Zhongming Fu,Zhuo Tang,Li Yang,Chubo Liu
DOI: https://doi.org/10.1109/tpds.2020.2992073
IF: 5.3
2020-10-01
IEEE Transactions on Parallel and Distributed Systems
Abstract:In the distributed computing framework of Spark, cross-node/rack data transfer produced by map tasks and reduce tasks are common problems resulting in performance degradation, such as prolonging of entire execution time and network congestion. To address these problems, this article utilizes the bipartite graph modelling to propose an optimal locality-aware task scheduling algorithm. By considering global optimality, the algorithm can generate the optimal scheduling solution for both the map tasks and the reduce tasks for data locality. Because of the different communication modes, this article uses a unified graph to model the map task scheduling and the reduce task scheduling respectively. Then, by calculating the communication cost matrix of tasks, we formulate an optimal task scheduling scheme to minimize overall communication cost and transform the problem as the well-known graph problem: minimum weighted bipartite matching (MWBM), which can be resolved by Kuhn-Munkres algorithm. In addition, this article proposes a locality-aware executor allocation strategy to improve the data locality further. We implement our algorithm and strategy in Spark-2.4.1 and evaluate its performance using several representative micro-benchmarks, macro-benchmarks, and HiBench benchmark suite. The experimental results verify that by reducing the network traffic and access latency, the proposed algorithm can improve the job performance substantially compared to some other task scheduling algorithms.

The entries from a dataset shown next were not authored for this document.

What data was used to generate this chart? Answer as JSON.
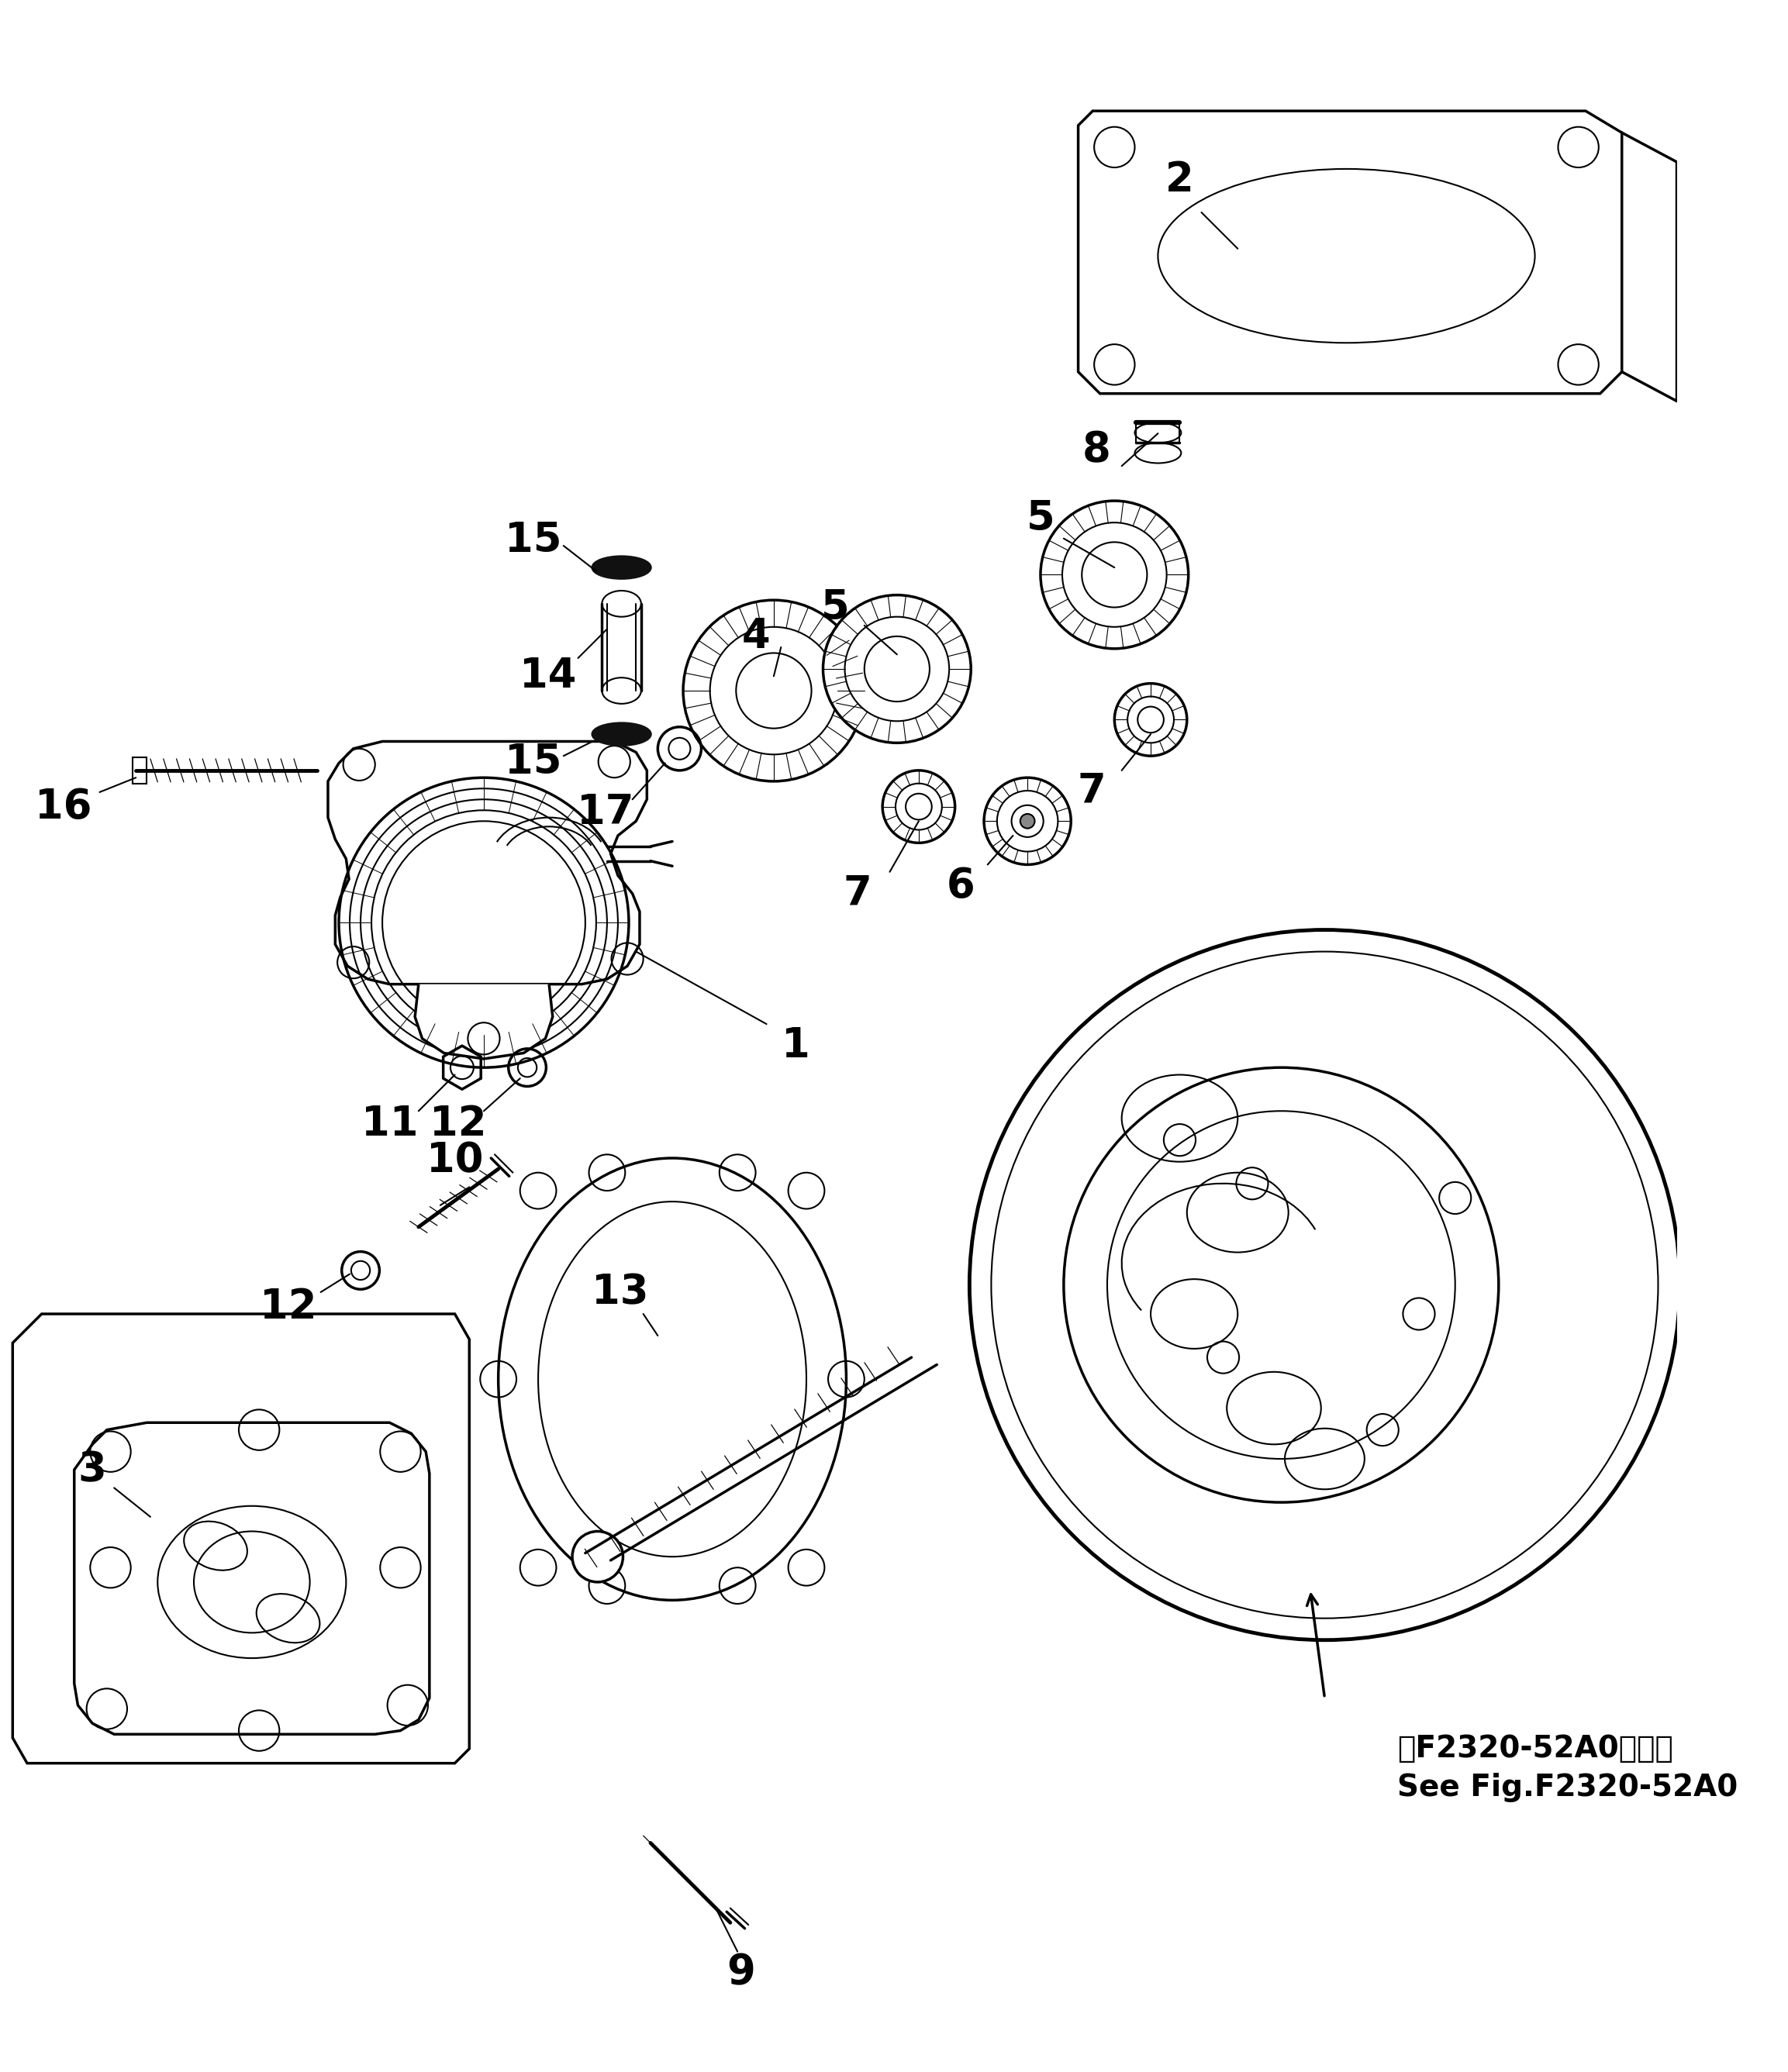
{
  "bg_color": "#ffffff",
  "line_color": "#000000",
  "fig_width": 23.06,
  "fig_height": 26.73,
  "annotation_line1": "第F2320-52A0図参照",
  "annotation_line2": "See Fig.F2320-52A0"
}
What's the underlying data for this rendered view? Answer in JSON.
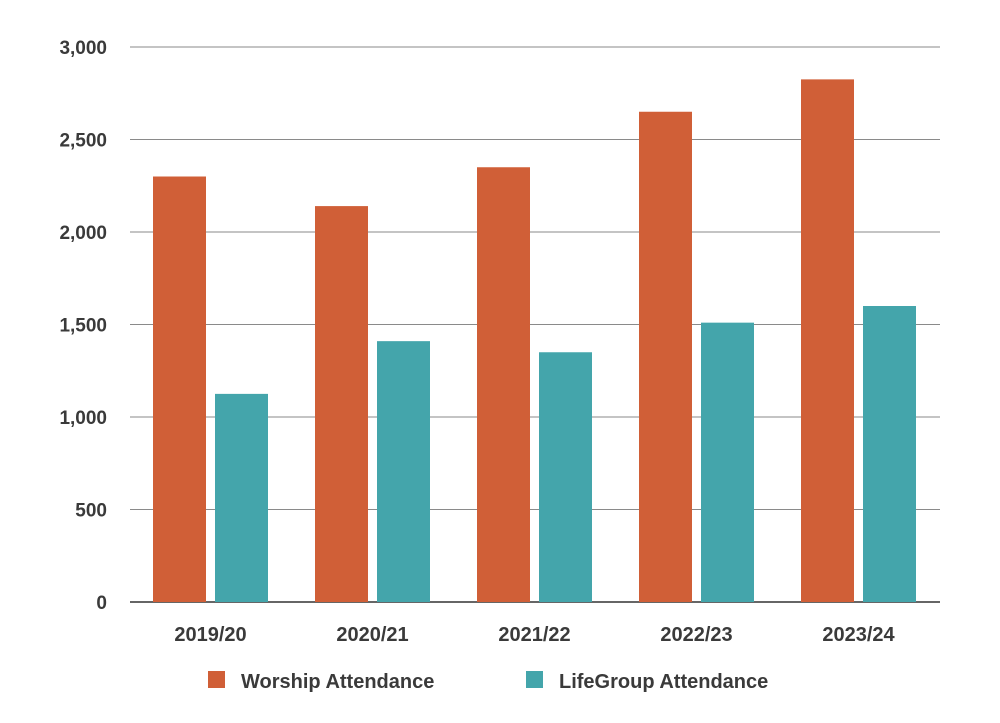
{
  "chart_data": {
    "type": "bar",
    "categories": [
      "2019/20",
      "2020/21",
      "2021/22",
      "2022/23",
      "2023/24"
    ],
    "series": [
      {
        "name": "Worship Attendance",
        "color": "#d05f37",
        "values": [
          2300,
          2140,
          2350,
          2650,
          2825
        ]
      },
      {
        "name": "LifeGroup Attendance",
        "color": "#44a5ab",
        "values": [
          1125,
          1410,
          1350,
          1510,
          1600
        ]
      }
    ],
    "yticks": [
      "0",
      "500",
      "1,000",
      "1,500",
      "2,000",
      "2,500",
      "3,000"
    ],
    "ylim": [
      0,
      3000
    ],
    "grid": true,
    "legend_position": "bottom"
  }
}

computer science, theory & methods,engineering, electrical & electronic
What problem does this paper attempt to address?
This paper attempts to solve the cross - node/rack data transfer problems generated by map tasks and reduce tasks in the distributed computing framework Spark. These problems can lead to performance degradation, such as an increase in the overall execution time and network congestion. To solve these problems, this paper proposes a locality - based optimal task scheduling algorithm using bipartite graph modeling. By considering global optimality, this algorithm can generate optimal scheduling solutions for map tasks and reduce tasks to optimize data locality. Due to different communication patterns, this paper uses a unified graph to model map task scheduling and reduce task scheduling respectively. Then, by calculating the communication cost matrix of tasks, an optimal task scheduling scheme that minimizes the overall communication cost is formulated, and the problem is transformed into a well - known graph theory problem - Minimum Weighted Bipartite Matching (MWBM), which can be solved by the Kuhn - Munkres algorithm. In addition, this paper also proposes a locality - based executor allocation strategy to further improve data locality. The experimental results verify that the proposed algorithm can significantly reduce network traffic and access latency, thereby greatly improving job performance.